Der Kläger begehrt zum wiederholten Mal die Ausstellung einer elektronischen Gesundheitskarte.

Der Kläger ist seit Jahren bei der Beklagten krankenversichert, ab dem 01.04.2009 als freiwillig versichertes Mitglied, ab dem 20.04.2010 als versicherungspflichtiges Mitglied zunächst wegen des Bezugs von Arbeitslosengeld, ab 20.05.2011 in der Auffangversicherung des § 5 Abs. 1 Nr. 13 Fünftes Buch Sozialgesetzbuch (SGB V) und ab dem 28.04.2015 wiederum wegen des Bezugs von Leistungen wegen Arbeitslosigkeit.

Die bestehende Beitragspflicht und die Höhe der festgesetzten Beiträge waren Gegenstand einer Vielzahl von gerichtlichen Auseinandersetzungen zwischen den Beteiligten, die für den Kläger, der die festgesetzten Beiträge nicht entrichtete, überwiegend erfolglos verliefen. Wegen der nicht gezahlten Beiträge verfügte die Beklagte mit Bescheid vom 17.12.2013 das Ruhen der Leistungsansprüche des Klägers in der Krankenversicherung ab dem 24.12.2013. Widerspruch (Widerspruchsbescheid vom 19.06.2014), Klage (Urteil des Sozialgerichts Stuttgart [SG] vom 23.07.2015 - S 19 KR 2276/14 -) und Berufung (Beschluss des Landessozialgerichts Baden-Württemberg [LSG] vom 29.04.2016 - L 4 KR 3861/15 -) des Klägers blieben erfolglos. Die Beklagte übersandte dem Kläger jeweils zu Beginn eines Quartals einen Nachweis der Anspruchsberechtigung zur Behandlung akuter Erkrankungen und Schmerzzustände sowie einen Erfassungsschein für konservierende/chirurgische zahnärztliche Leistungen.
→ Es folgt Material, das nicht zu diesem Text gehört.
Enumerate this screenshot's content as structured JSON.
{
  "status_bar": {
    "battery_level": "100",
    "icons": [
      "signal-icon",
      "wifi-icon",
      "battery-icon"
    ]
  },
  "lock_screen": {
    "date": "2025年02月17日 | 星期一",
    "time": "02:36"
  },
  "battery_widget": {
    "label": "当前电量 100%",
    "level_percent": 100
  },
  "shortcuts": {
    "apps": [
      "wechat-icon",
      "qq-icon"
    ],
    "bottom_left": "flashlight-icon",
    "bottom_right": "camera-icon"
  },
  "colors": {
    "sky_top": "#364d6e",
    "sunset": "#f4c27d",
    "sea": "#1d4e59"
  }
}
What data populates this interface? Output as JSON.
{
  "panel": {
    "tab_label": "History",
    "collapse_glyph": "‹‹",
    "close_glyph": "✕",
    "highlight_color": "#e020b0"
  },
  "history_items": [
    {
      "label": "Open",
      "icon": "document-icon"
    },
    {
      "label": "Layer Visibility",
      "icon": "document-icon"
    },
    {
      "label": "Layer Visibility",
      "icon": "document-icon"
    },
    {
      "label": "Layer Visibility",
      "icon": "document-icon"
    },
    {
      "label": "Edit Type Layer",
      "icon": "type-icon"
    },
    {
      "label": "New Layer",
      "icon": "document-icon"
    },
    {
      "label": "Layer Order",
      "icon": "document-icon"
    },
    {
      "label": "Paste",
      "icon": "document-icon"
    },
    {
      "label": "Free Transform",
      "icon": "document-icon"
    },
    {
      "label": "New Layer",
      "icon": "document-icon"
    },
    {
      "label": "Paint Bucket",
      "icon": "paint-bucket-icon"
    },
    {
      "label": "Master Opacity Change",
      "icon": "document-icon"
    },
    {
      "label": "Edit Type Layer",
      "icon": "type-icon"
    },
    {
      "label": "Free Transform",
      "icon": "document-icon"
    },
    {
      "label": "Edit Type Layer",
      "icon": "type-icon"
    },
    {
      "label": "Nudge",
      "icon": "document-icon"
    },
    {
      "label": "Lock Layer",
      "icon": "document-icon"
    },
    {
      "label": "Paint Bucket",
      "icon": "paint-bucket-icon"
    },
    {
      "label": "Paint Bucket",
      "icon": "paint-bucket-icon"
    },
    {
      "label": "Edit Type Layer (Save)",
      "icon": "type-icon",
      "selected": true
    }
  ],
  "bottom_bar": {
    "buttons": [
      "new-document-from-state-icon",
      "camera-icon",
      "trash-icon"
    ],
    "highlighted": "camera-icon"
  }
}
Erstmals am 27.08.2014 erhob der Kläger mit dem Begehren, ihm eine elektronische Versichertenkarte auszustellen, Klage zum SG (- S 19 KR 4673/14 -), die mit Urteil vom 23.07.2015 abgewiesen wurde. Die hiergegen eingelegte Berufung wies das LSG mit Beschluss vom 11.05.2016 (- L 4 KR 3864/15 -) zurück. Mit dem gleichen Begehren erhob der Kläger bereits am 14.03.2016 erneut Klage zum SG (- S 19 KR 1458/16 -), die mit Gerichtsbescheid vom 26.04.2016 abgewiesen wurde. Die hiergegen eingelegte Berufung wies das LSG mit Urteil vom 05.08.2016 (- L 4 KR 2076/16 -) zurück.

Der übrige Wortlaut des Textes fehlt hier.